Amniotic fluid concentrations of human β-defensin-1 (HBD-1) in spontaneous preterm labor with intact membranes. The median amniotic fluid concentration of HBD-1 in women with preterm labor and intra-amniotic inflammation and infection who delivered preterm (n=19) was significantly higher than that of women with preterm labor who delivered at term (n=29) [preterm labor with intra-amniotic inflammation and infection who delivered preterm: median 24.36 ng/mL (IQR 17.34–38.91) vs. preterm labor who delivered at term: median 10.87 ng/mL (IQR 8.82–13.94 ng/mL); p<0.001] and women with preterm labor without intra-amniotic inflammation or infection who delivered preterm (n=29) [preterm labor with intra-amniotic inflammation and infection who delivered preterm: median 24.36 ng/mL (IQR 17.34–38.91) vs. preterm labor without intra-amniotic inflammation or infection who delivered preterm: median 12.2 ng/mL (IQR 8.02–18.58 ng/mL); p=0.006]. The median amniotic fluid concentration of HBD-1 in women with preterm labor and intra-amniotic inflammation but without infection who delivered preterm (n=21) was elevated compared to that of women with preterm labor who delivered at term [preterm labor with intra-amniotic inflammation but without infection who delivered preterm: median 18.31 ng/mL (IQR 12.17–32.15 ng/mL) vs. preterm labor who delivered at term: median 10.87 ng/mL (IQR 8.82–13.94 ng/mL); p=0.003] and women with preterm labor without intra-amniotic inflammation or infection who delivered preterm [preterm labor with intra-amniotic inflammation but without infection who delivered preterm: median 18.31 ng/mL (IQR 12.17–32.15 ng/mL) vs. preterm labor without intra-amniotic inflammation or infection who delivered preterm: median 12.2 ng/mL (IQR 8.02–18.58 ng/mL); p=0.02]. IQR = interquartile range.
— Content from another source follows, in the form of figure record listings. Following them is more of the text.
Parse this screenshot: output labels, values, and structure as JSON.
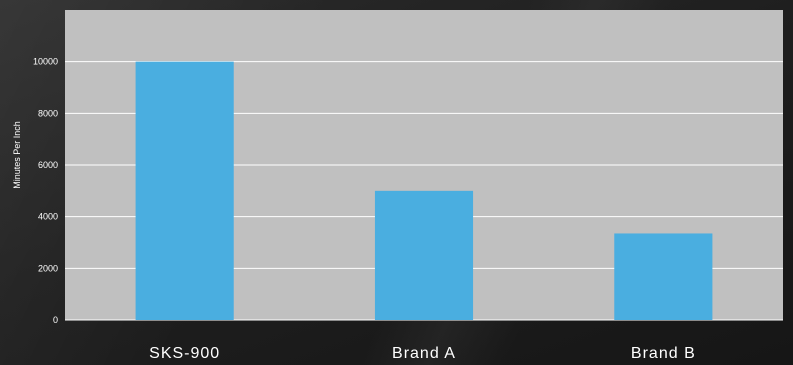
{
  "chart_data": {
    "type": "bar",
    "title": "",
    "xlabel": "",
    "ylabel": "Minutes Per Inch",
    "categories": [
      "SKS-900",
      "Brand A",
      "Brand B"
    ],
    "values": [
      10000,
      5000,
      3350
    ],
    "ylim": [
      0,
      12000
    ],
    "yticks": [
      0,
      2000,
      4000,
      6000,
      8000,
      10000
    ],
    "grid": true,
    "legend": "none",
    "colors": {
      "plot_background": "#c0c0c0",
      "bar": "#4aaee0",
      "gridline": "#ffffff",
      "text": "#ffffff"
    }
  }
}
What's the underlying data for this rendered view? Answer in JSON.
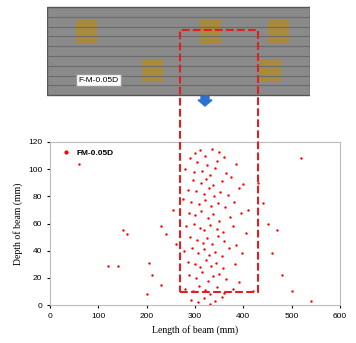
{
  "chart_data": {
    "type": "scatter",
    "xlabel": "Length of beam (mm)",
    "ylabel": "Depth of beam (mm)",
    "xlim": [
      0,
      600
    ],
    "xticks": [
      0,
      100,
      200,
      300,
      400,
      500,
      600
    ],
    "ylim": [
      0,
      120
    ],
    "yticks": [
      0,
      20,
      40,
      60,
      80,
      100,
      120
    ],
    "grid": false,
    "legend": "upper left",
    "series": [
      {
        "name": "FM-0.05D",
        "color": "#ff0000",
        "marker": "o",
        "x": [
          300,
          310,
          320,
          290,
          335,
          350,
          305,
          325,
          345,
          360,
          280,
          298,
          315,
          330,
          342,
          365,
          385,
          295,
          312,
          322,
          338,
          355,
          375,
          400,
          285,
          303,
          318,
          328,
          340,
          352,
          368,
          390,
          275,
          292,
          308,
          320,
          334,
          348,
          362,
          380,
          410,
          288,
          300,
          313,
          326,
          337,
          350,
          372,
          395,
          282,
          297,
          310,
          319,
          331,
          345,
          358,
          378,
          405,
          290,
          305,
          316,
          324,
          336,
          347,
          360,
          385,
          278,
          294,
          307,
          318,
          329,
          341,
          355,
          370,
          398,
          285,
          299,
          311,
          323,
          333,
          344,
          357,
          382,
          288,
          302,
          314,
          326,
          338,
          350,
          365,
          392,
          280,
          296,
          309,
          320,
          332,
          346,
          360,
          378,
          292,
          306,
          318,
          330,
          342,
          356,
          60,
          150,
          160,
          120,
          140,
          205,
          210,
          230,
          240,
          200,
          450,
          460,
          480,
          520,
          540,
          500,
          470,
          430,
          440,
          255,
          260,
          420,
          230
        ],
        "values": [
          112,
          114,
          110,
          108,
          115,
          113,
          105,
          103,
          106,
          109,
          100,
          98,
          99,
          96,
          101,
          97,
          104,
          92,
          90,
          93,
          88,
          91,
          94,
          89,
          85,
          84,
          82,
          86,
          80,
          83,
          81,
          86,
          78,
          76,
          74,
          77,
          73,
          75,
          72,
          76,
          70,
          68,
          66,
          69,
          64,
          67,
          62,
          65,
          68,
          58,
          60,
          57,
          55,
          59,
          56,
          54,
          58,
          53,
          50,
          48,
          46,
          49,
          45,
          51,
          47,
          44,
          40,
          42,
          38,
          41,
          37,
          39,
          36,
          42,
          38,
          32,
          30,
          28,
          33,
          29,
          31,
          27,
          30,
          22,
          20,
          24,
          18,
          21,
          23,
          19,
          17,
          12,
          10,
          14,
          11,
          8,
          13,
          9,
          12,
          4,
          2,
          5,
          1,
          3,
          6,
          104,
          55,
          52,
          29,
          29,
          31,
          22,
          58,
          52,
          8,
          60,
          38,
          22,
          108,
          3,
          10,
          55,
          90,
          75,
          70,
          45,
          10,
          15
        ]
      }
    ]
  },
  "photo": {
    "label": "F-M-0.05D"
  }
}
P-values were adjusted for multiple comparisons.

Figure 4.

Amniotic fluid concentrations of human β-defensin-1 (HBD-1) in preterm prelabor rupture of membranes (pPROM). The median amniotic fluid concentrations of HBD-1 were similar between women with pPROM and intra-amniotic inflammation and infection (n=19) and those without intra-amniotic inflammation or infection (n=17) [pPROM with intra-amniotic inflammation and infection: median 15.47 (IQR 8.68–19.51) vs. pPROM without intra-amniotic inflammation or infection: median 12.4 (IQR 9.46–14.77); p=0.2]. IQR = interquartile range.